Второпях, словно не давая себе опомниться, набрасывает Мария Стюарт эти строки, от которых зависит все ее будущее. Потом она запечатывает в письмо перстень и передает то и другое верховому. Однако в письме не только перстень, но и ее судьба.
Итак, жребий брошен. Шестнадцатого мая Мария Стюарт садится в рыбачий челн, пересекает Солуэйский залив и высаживается на английском берегу возле небольшого портового городка Карлайла. В этот роковой день ей нет еще двадцати пяти, а между тем жизнь для нее, в сущности, кончена. Все, чем судьба может в преизбытке одарить человека, она пережила и перестрадала, все вершины земные ею достигнуты, все глубины измерены. В столь ничтожный отрезок времени ценой величайшего душевного напряжения познала она все крайности жизни: двух мужей схоронила и утратила два королевства, побывала в тюрьме, заплуталась на черных путях преступления и все вновь всходила на ступени трона, на ступени алтаря, обуянная новой гордыней. Все эти недели, все эти годы она жила в огне, в таком ярком, полыхающем, всепожирающем пламени, что отблеск его светит нам и через столетия. И вот уже рассыпается и гаснет костер, все, что было в ней лучшего, в нем перегорело; от некогда ослепительного сияния остался лишь пепел и шлак. Тенью былой Марии Стюарт вступает она в сумерки своего существования.
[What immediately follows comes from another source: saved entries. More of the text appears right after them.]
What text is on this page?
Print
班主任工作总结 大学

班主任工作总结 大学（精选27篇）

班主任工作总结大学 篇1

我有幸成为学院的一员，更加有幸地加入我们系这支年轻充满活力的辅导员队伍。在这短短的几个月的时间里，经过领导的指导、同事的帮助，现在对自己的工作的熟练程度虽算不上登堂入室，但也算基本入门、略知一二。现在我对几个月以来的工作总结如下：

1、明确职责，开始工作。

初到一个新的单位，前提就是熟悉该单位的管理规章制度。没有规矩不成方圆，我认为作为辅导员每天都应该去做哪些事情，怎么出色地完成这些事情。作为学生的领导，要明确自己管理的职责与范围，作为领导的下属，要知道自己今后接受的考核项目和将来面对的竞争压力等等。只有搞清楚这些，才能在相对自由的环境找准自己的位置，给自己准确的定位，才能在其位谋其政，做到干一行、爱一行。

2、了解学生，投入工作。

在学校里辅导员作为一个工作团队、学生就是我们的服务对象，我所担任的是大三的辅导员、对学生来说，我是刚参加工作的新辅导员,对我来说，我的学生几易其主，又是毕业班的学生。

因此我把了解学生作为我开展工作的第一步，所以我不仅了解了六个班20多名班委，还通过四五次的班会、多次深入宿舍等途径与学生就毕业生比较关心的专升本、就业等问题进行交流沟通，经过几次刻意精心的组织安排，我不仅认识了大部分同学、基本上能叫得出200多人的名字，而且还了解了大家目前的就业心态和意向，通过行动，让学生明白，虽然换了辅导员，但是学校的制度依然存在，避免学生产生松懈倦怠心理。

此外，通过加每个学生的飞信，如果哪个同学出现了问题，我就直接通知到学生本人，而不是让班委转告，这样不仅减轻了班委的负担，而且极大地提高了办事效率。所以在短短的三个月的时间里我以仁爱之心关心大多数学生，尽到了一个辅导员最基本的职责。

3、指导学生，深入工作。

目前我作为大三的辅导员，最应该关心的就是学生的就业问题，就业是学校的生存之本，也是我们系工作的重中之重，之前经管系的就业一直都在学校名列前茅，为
17. Беглянке свивают петлю
(16 мая – 28 июня 1568)
Известие, что Мария Стюарт высадилась в Англии, конечно, не на шутку встревожило Елизавету. Нечего и говорить, что непрошеная гостья ставила ее в крайне трудное положение. Правда, весь последний год она, как монархиня монархиню, из солидарности защищала Марию Стюарт от ее мятежных подданных. В прочувствованных посланиях – ведь бумага недорога, а изъяснения в дружбе легко стекают с дипломатического пера – заверяла она ее в своем участии, в своей преданности, своей любви. С пламенным – увы, чересчур пламенным – красноречием убеждала она шотландскую королеву рассчитывать на нее при любых обстоятельствах, как на преданную сестру. Но ни разу Елизавета не позвала Марию Стюарт в Англию, напротив, все эти годы она парировала всякую возможность личной встречи. И вдруг, как снег на голову, эта назойливая особа объявилась в Англии, в той самой Англии, на которую она еще недавно притязала в качестве единственной законной престолонаследницы. Прибыла самовольно, непрошеная и незваная, и с первого же слова ссылается на то самое обещание поддержки и дружбы, которое, как всякому ясно, имело чисто метафорический смысл. Во втором письме Мария Стюарт, даже не спрашивая, хочет того Елизавета или нет, требует свидания как своего неоспоримого права: «Прошу Вас возможно скорее вызволить меня отсюда, ибо я обретаюсь в состоянии, недостойном не только королевы, но даже простой дворянки. Единственное, что я спасла, – это свою жизнь: ведь первый день мне пришлось шестьдесят миль скакать прямиком через поля. Вы сами убедитесь в этом, когда, как я твердо верю, проникнетесь участием к моим безмерным невзгодам».
И участие действительно первое чувство Елизаветы. Разумеется, ее гордость находит величайшее удовлетворение в том, что женщина, замышлявшая свергнуть ее с престола, сама себя свергла – ей, Елизавете, и пальцем шевельнуть не пришлось. Пусть весь мир видит, как она поднимает гордячку с колен и с высоты своего величия раскрывает ей объятия! Поэтому первое, правильное ее побуждение – великодушно призвать к себе беглянку. «Мне донесли, – пишет французский посланник, – что королева в коронном совете горячо заступилась за королеву Шотландскую и дала ясно понять, что намерена принять и почтить ее сообразно ее былому достоинству и величию, а не нынешнему положению». Со свойственным ей чувством ответственности перед историей Елизавета хочет остаться верна своему слову. Послушайся она этого непосредственного побуждения, не только жизнь Марии Стюарт, но и ее собственная честь была бы спасена.